Now, it seems not just possible but likely that Williams and the Sioux tribe were eager to embrace this legal interpretation once it became clear that Sue was worth a lot more than $5,000. And where the moral of this fable lies is very much in the eye of the beholder. Miller is happy to go with a tale of grotesque federal overreach, and the jackboots of the oppressor crushing a plucky band of entrepreneurs and their all-American small town. One could also suggest that Williams got hustled by some white dudes on the original transaction, much the way that Native Americans have been hustled for five centuries or so.
I suspect that this is one of those rare cases where truth really does lie somewhere in the middle: It feels like some measure of justice that Williams and his family ultimately got rich off their dinosaur, which sold for $7.6 million (not counting the 10 percent commission) in the Sotheby’s auction. Even Peter Larson agrees that the Field Museum is the “second-best place in the world” for Sue to wind up, since there was no way in hell she was ever coming back to Hill City. But this is not one of those Eisenhower-Little Rock moments where you get to feel warm and fuzzy about the power of the state being on the right side of history. If we’re being honest, those are few and far between. Instead, what happened to Peter Larson and his band of fossil-collecting misfits after the seizure of Sue was more like one of those moments that cow most of us into obedience most of the time, those moments when the government resembles Sauron the Great in a bad mood, fixing his Lidless Bureaucratic Eye on whoever has most recently pissed him off.
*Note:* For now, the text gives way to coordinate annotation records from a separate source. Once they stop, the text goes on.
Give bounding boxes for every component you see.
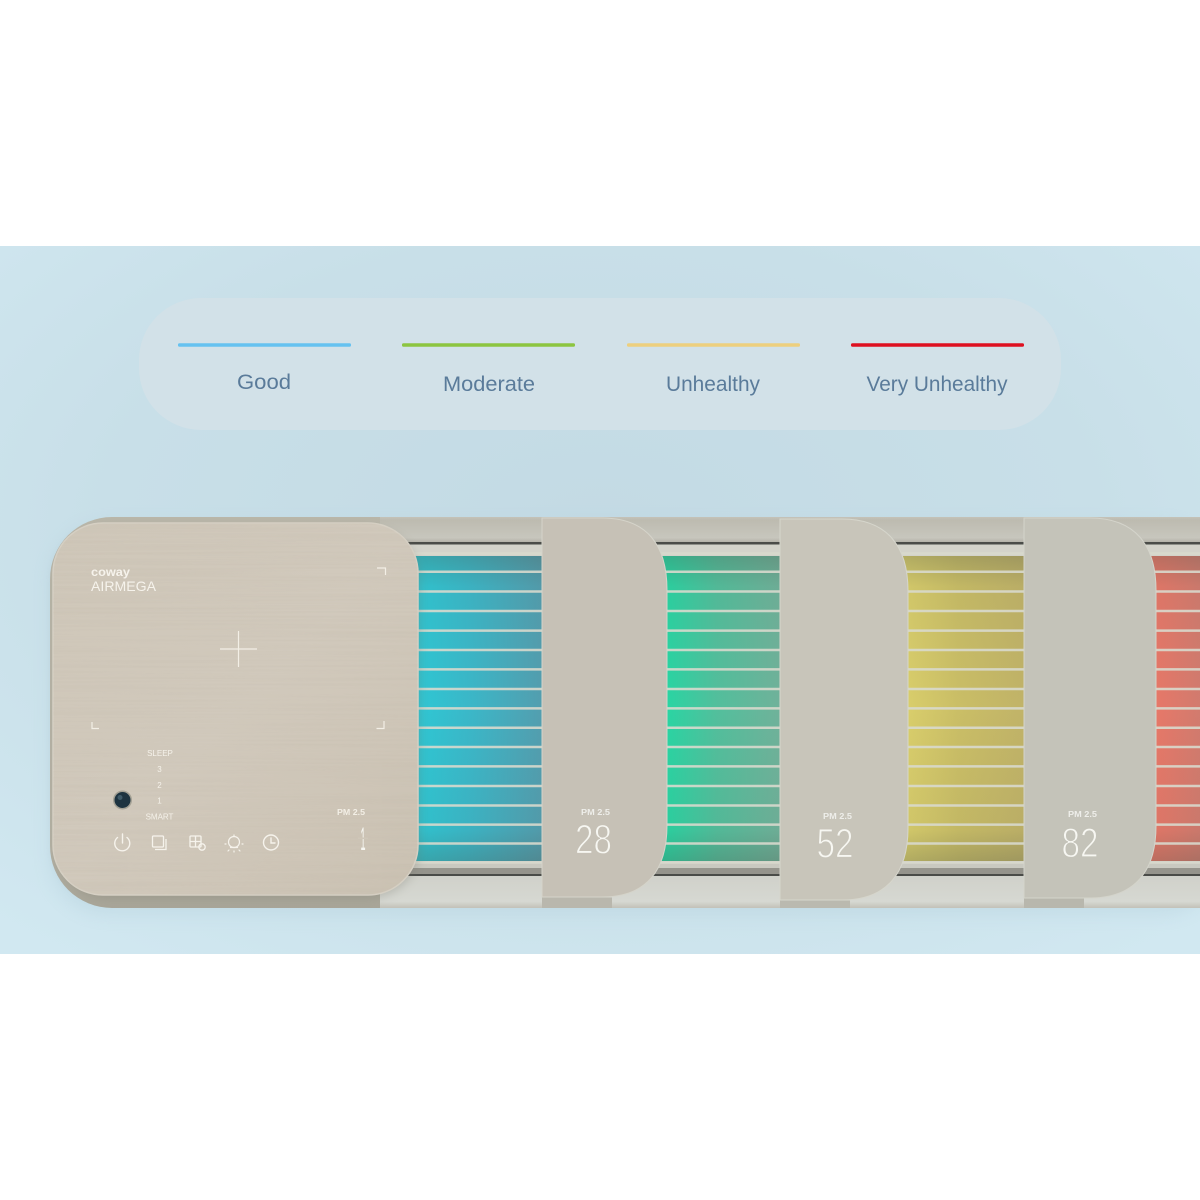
digital readout bbox=[358, 821, 368, 857]
fan speed labels: 3 bbox=[157, 765, 162, 774]
fan speed labels: 1 bbox=[157, 796, 162, 806]
icon: clock bbox=[264, 835, 278, 850]
panel segment: reading 82 bbox=[1024, 518, 1156, 908]
digital readout: 28 bbox=[575, 816, 612, 862]
bottom rail bbox=[380, 876, 1200, 908]
vent light shading bbox=[410, 556, 1200, 861]
fan speed labels: 2 bbox=[157, 781, 162, 790]
legend item: good: Good bbox=[237, 371, 291, 394]
logo: coway bbox=[91, 567, 131, 579]
legend item: moderate bbox=[402, 343, 575, 396]
digital readout: 52 bbox=[816, 820, 854, 866]
legend item: good bbox=[178, 343, 351, 394]
background band bbox=[0, 246, 1200, 954]
air quality light: red bbox=[1145, 556, 1200, 861]
vent slats bbox=[410, 554, 1200, 862]
PM 2.5 label: PM 2.5 bbox=[337, 808, 366, 817]
icon: grid with check bbox=[190, 836, 205, 850]
main control panel: 1 bbox=[360, 821, 366, 857]
panel segment: reading 82: PM 2.5 bbox=[1068, 810, 1098, 819]
device body bbox=[50, 517, 1200, 908]
wood grain texture bbox=[53, 523, 418, 895]
vent housing bbox=[380, 542, 1200, 876]
icon: power bbox=[115, 834, 130, 851]
icon: bulb bbox=[225, 835, 243, 852]
logo bbox=[91, 567, 157, 594]
panel edge shadow bbox=[56, 528, 420, 898]
legend item: very unhealthy: Very Unhealthy bbox=[866, 373, 1008, 396]
air quality light: green bbox=[660, 556, 785, 861]
air quality light: blue bbox=[410, 556, 545, 861]
fan speed labels: SMART bbox=[146, 812, 174, 822]
legend item: unhealthy: Unhealthy bbox=[666, 373, 760, 396]
top band bbox=[380, 517, 1200, 543]
panel segment: reading 28 bbox=[542, 518, 667, 908]
icon: layers bbox=[152, 836, 166, 850]
device: air purifier strip bbox=[50, 517, 1200, 914]
fan speed labels: SLEEP bbox=[147, 749, 173, 758]
panel segment: reading 28: PM 2.5 bbox=[581, 808, 611, 817]
legend pill bbox=[139, 298, 1061, 430]
legend item: moderate: Moderate bbox=[443, 373, 535, 396]
legend item: very unhealthy bbox=[851, 343, 1024, 396]
fan speed labels bbox=[146, 749, 174, 822]
logo: AIRMEGA bbox=[91, 578, 157, 594]
crosshair and corner marks bbox=[92, 568, 386, 728]
sensor bbox=[113, 790, 132, 810]
panel: air quality legend bbox=[139, 298, 1061, 430]
panel segment: reading 52 bbox=[780, 519, 908, 908]
infographic canvas bbox=[0, 246, 1200, 954]
main control panel bbox=[53, 523, 420, 898]
digital readout: 82 bbox=[1062, 819, 1098, 866]
air quality light: yellow bbox=[900, 556, 1030, 861]
device shadow bbox=[50, 524, 1200, 914]
legend item: unhealthy bbox=[627, 343, 800, 396]
panel segment: reading 52: PM 2.5 bbox=[823, 812, 853, 821]
wood face bbox=[53, 523, 418, 895]
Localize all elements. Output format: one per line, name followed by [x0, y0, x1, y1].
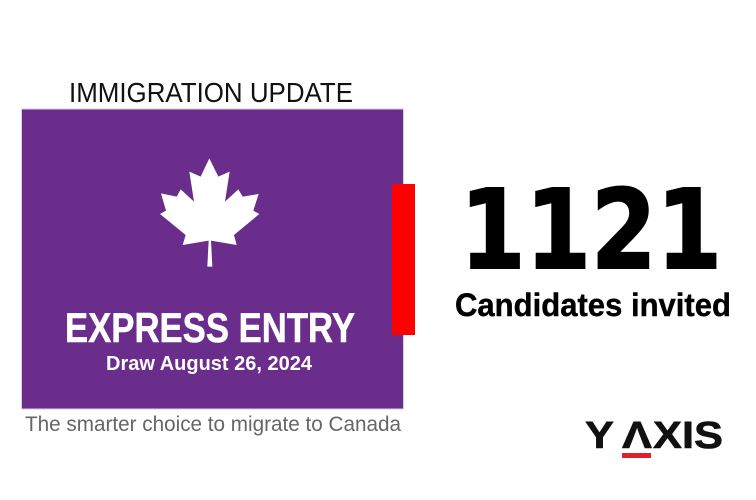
logo: y axis: Y — [585, 415, 614, 457]
draw date: Draw August 26, 2024 — [106, 353, 313, 375]
accent bar — [392, 184, 415, 335]
tagline: The smarter choice to migrate to Canada — [25, 413, 401, 436]
heading: immigration update: IMMIGRATION UPDATE — [69, 77, 353, 108]
logo: y axis — [585, 415, 723, 458]
logo: y axis: Λ — [622, 415, 653, 457]
caption: candidates invited: Candidates invited — [455, 287, 731, 323]
logo: y axis: XIS — [653, 415, 723, 457]
icon: maple leaf — [160, 158, 259, 267]
panel title: express entry: EXPRESS ENTRY — [65, 304, 355, 351]
panel: express entry — [22, 109, 404, 409]
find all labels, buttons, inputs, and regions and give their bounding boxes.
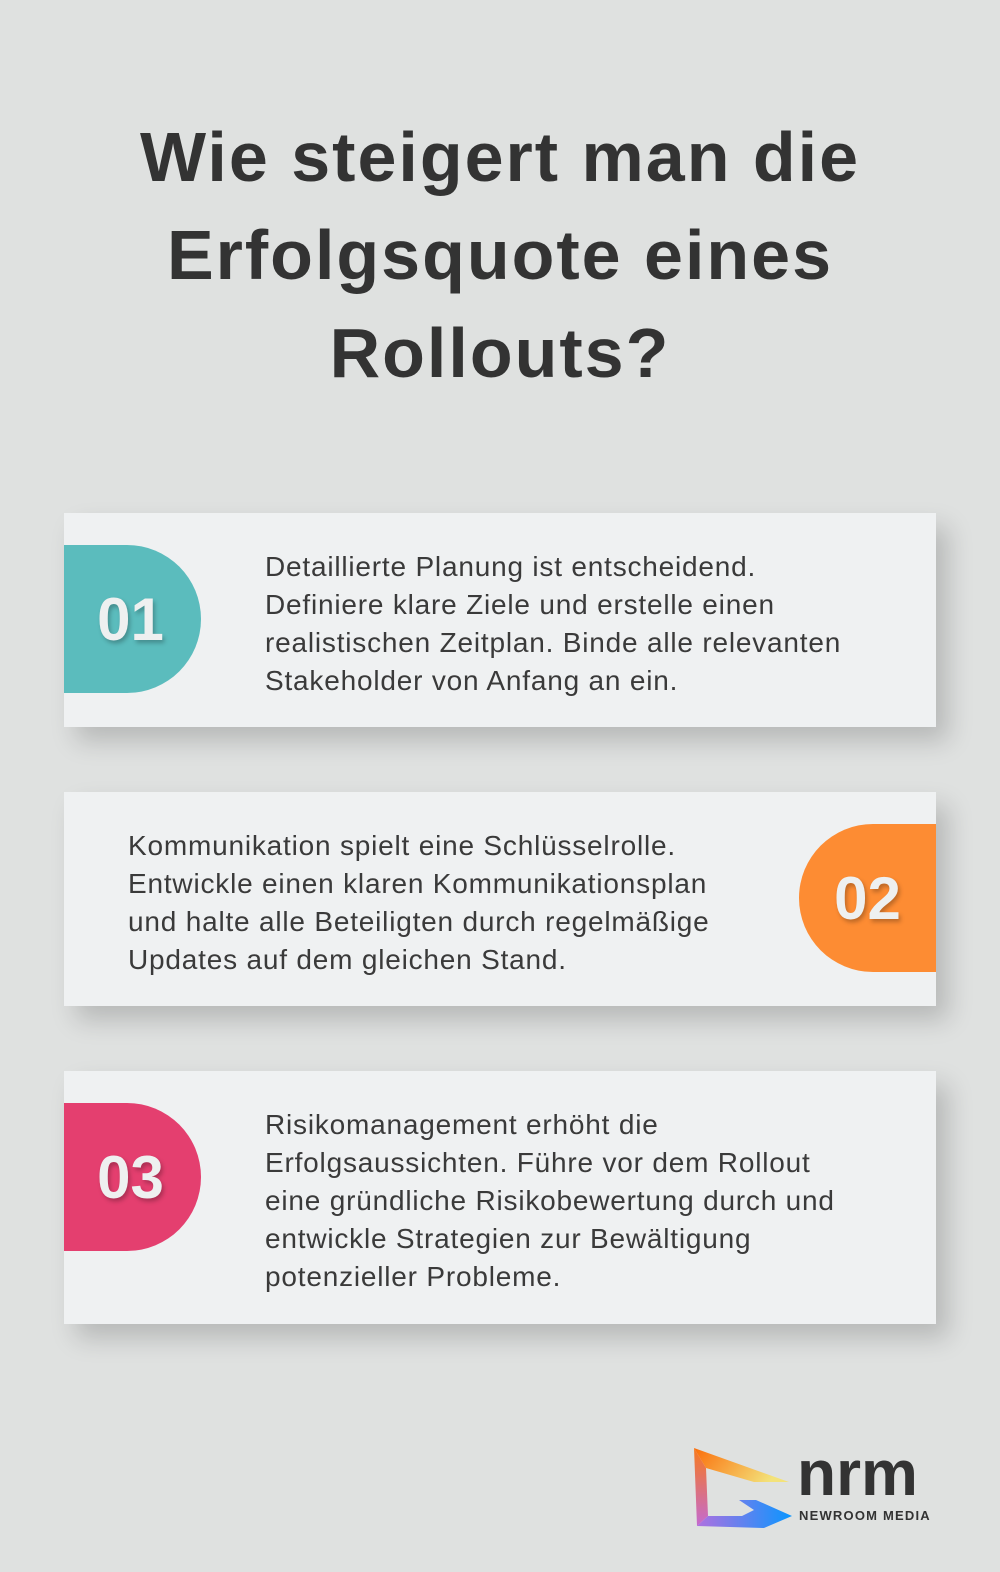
- text 2: und halte alle Beteiligten durch regelmäßige: [128, 906, 710, 937]
- text 1: Stakeholder von Anfang an ein.: [265, 665, 678, 696]
- text 1: Definiere klare Ziele und erstelle einen: [265, 589, 775, 620]
- logo: NEWROOM MEDIA: [799, 1508, 931, 1523]
- card 2: [64, 792, 936, 1006]
- text 3: potenzieller Probleme.: [265, 1261, 561, 1292]
- icon: logo mark: [694, 1448, 792, 1528]
- text 1: Detaillierte Planung ist entscheidend.: [265, 551, 756, 582]
- text 2: Updates auf dem gleichen Stand.: [128, 944, 567, 975]
- badge 03: [64, 1103, 201, 1251]
- title: Rollouts?: [330, 314, 670, 392]
- text 3: [265, 1109, 835, 1292]
- title: [140, 118, 860, 392]
- title: Wie steigert man die: [140, 118, 860, 196]
- title: Erfolgsquote eines: [167, 216, 833, 294]
- text 2: [128, 830, 710, 975]
- logo text: nrm: [797, 1437, 918, 1509]
- text 1: [265, 551, 841, 696]
- badge 03: 03: [97, 1144, 164, 1210]
- card 3: [64, 1071, 936, 1324]
- text 3: Erfolgsaussichten. Führe vor dem Rollout: [265, 1147, 811, 1178]
- badge 01: [64, 545, 201, 693]
- badge 02: [799, 824, 936, 972]
- text 3: eine gründliche Risikobewertung durch und: [265, 1185, 835, 1216]
- text 2: Kommunikation spielt eine Schlüsselrolle.: [128, 830, 676, 861]
- logo: [694, 1437, 931, 1528]
- text 3: Risikomanagement erhöht die: [265, 1109, 659, 1140]
- badge 01: 01: [97, 586, 164, 652]
- text 3: entwickle Strategien zur Bewältigung: [265, 1223, 751, 1254]
- badge 02: 02: [834, 864, 901, 932]
- card 1: [64, 513, 936, 727]
- text 1: realistischen Zeitplan. Binde alle relevanten: [265, 627, 841, 658]
- text 2: Entwickle einen klaren Kommunikationsplan: [128, 868, 707, 899]
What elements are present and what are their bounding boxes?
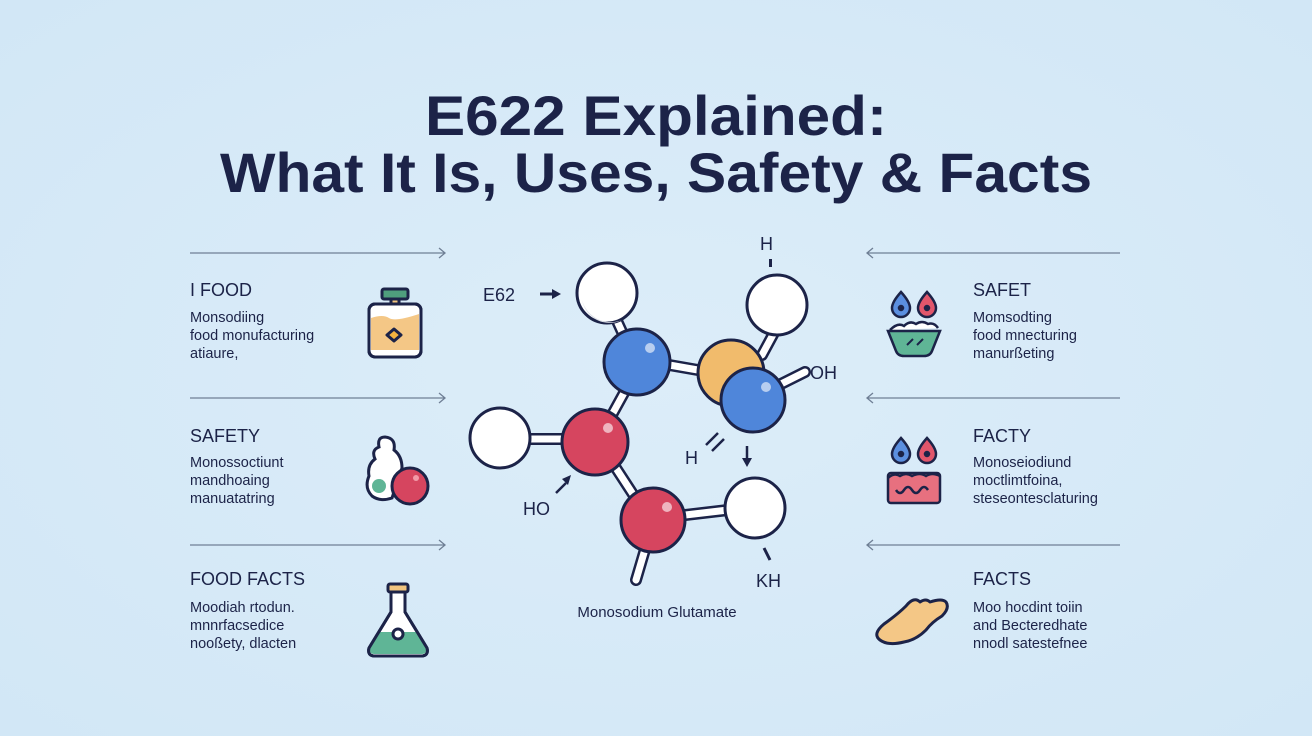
panel: right safet [973,280,1077,362]
icon: ginger [877,600,947,644]
panel: left food facts [190,569,305,652]
labels: molecule: KH [756,571,781,591]
title [220,84,1092,204]
icon: salt and ball [367,437,428,504]
panel: left food [190,280,314,362]
panel: right facts: and Becteredhate [973,618,1087,634]
panel: right facts [973,569,1087,652]
labels: molecule [483,234,837,621]
panel: left food facts: Moodiah rtodun. [190,600,295,616]
labels: molecule: H [760,234,773,254]
panel: right facty: FACTY [973,426,1031,446]
panel: left food: Monsodiing [190,310,264,326]
chart: molecule [470,263,807,580]
panel: left food: I FOOD [190,280,252,300]
panel: right facty: Monoseiodiund [973,455,1071,471]
panel: right facty: moctlimtfoina, [973,473,1062,489]
title: What It Is, Uses, Safety & Facts [220,141,1092,204]
labels: molecule: E62 [483,285,515,305]
labels: molecule: H [685,448,698,468]
panel: left food facts: nooßety, dlacten [190,636,296,652]
icon: drops and bowl [888,292,940,356]
panel: right facts: nnodl satestefnee [973,636,1087,652]
panel: right facts: FACTS [973,569,1031,589]
panel: right facty: steseontesclaturing [973,491,1098,507]
panel: right facty [973,426,1098,507]
panel: right safet: manurßeting [973,346,1054,362]
labels: molecule: Monosodium Glutamate [577,604,737,621]
panel: left food facts: mnnrfacsedice [190,618,284,634]
panel: left food: food monufacturing [190,328,314,344]
panel: left safety: mandhoaing [190,473,270,489]
labels: molecule: OH [810,363,837,383]
panel: left safety: Monossoctiunt [190,455,284,471]
panel: right safet: SAFET [973,280,1031,300]
panel: left safety: manuatatring [190,491,275,507]
panel: right safet: food mnecturing [973,328,1077,344]
icon: jar [369,289,421,357]
labels: molecule: HO [523,499,550,519]
panel: left safety: SAFETY [190,426,260,446]
panel: right facts: Moo hocdint toiin [973,600,1083,616]
panel: right safet: Momsodting [973,310,1052,326]
icon: drops and tray [888,438,940,503]
panel: left food: atiaure, [190,346,238,362]
title: E622 Explained: [425,84,887,147]
icon: flask [369,584,427,656]
panel: left food facts: FOOD FACTS [190,569,305,589]
panel: left safety [190,426,284,507]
“Dinosaur 13” opens this week in Chicago, Cleveland, Dallas, Houston, Los Angeles, New York, Minneapolis, Philadelphia, Phoenix, Rapid City, S.D., Seattle, Sioux Falls, S.D., Washington and Columbus, Ohio. It opens Aug. 19 in Portland, Ore.; Aug. 22 in Denver, Miami and Salt Lake City; and Aug. 29 in Kansas City and Mitchell, S.D., with more cities to follow. It’s also available on-demand from cable, satellite and online providers.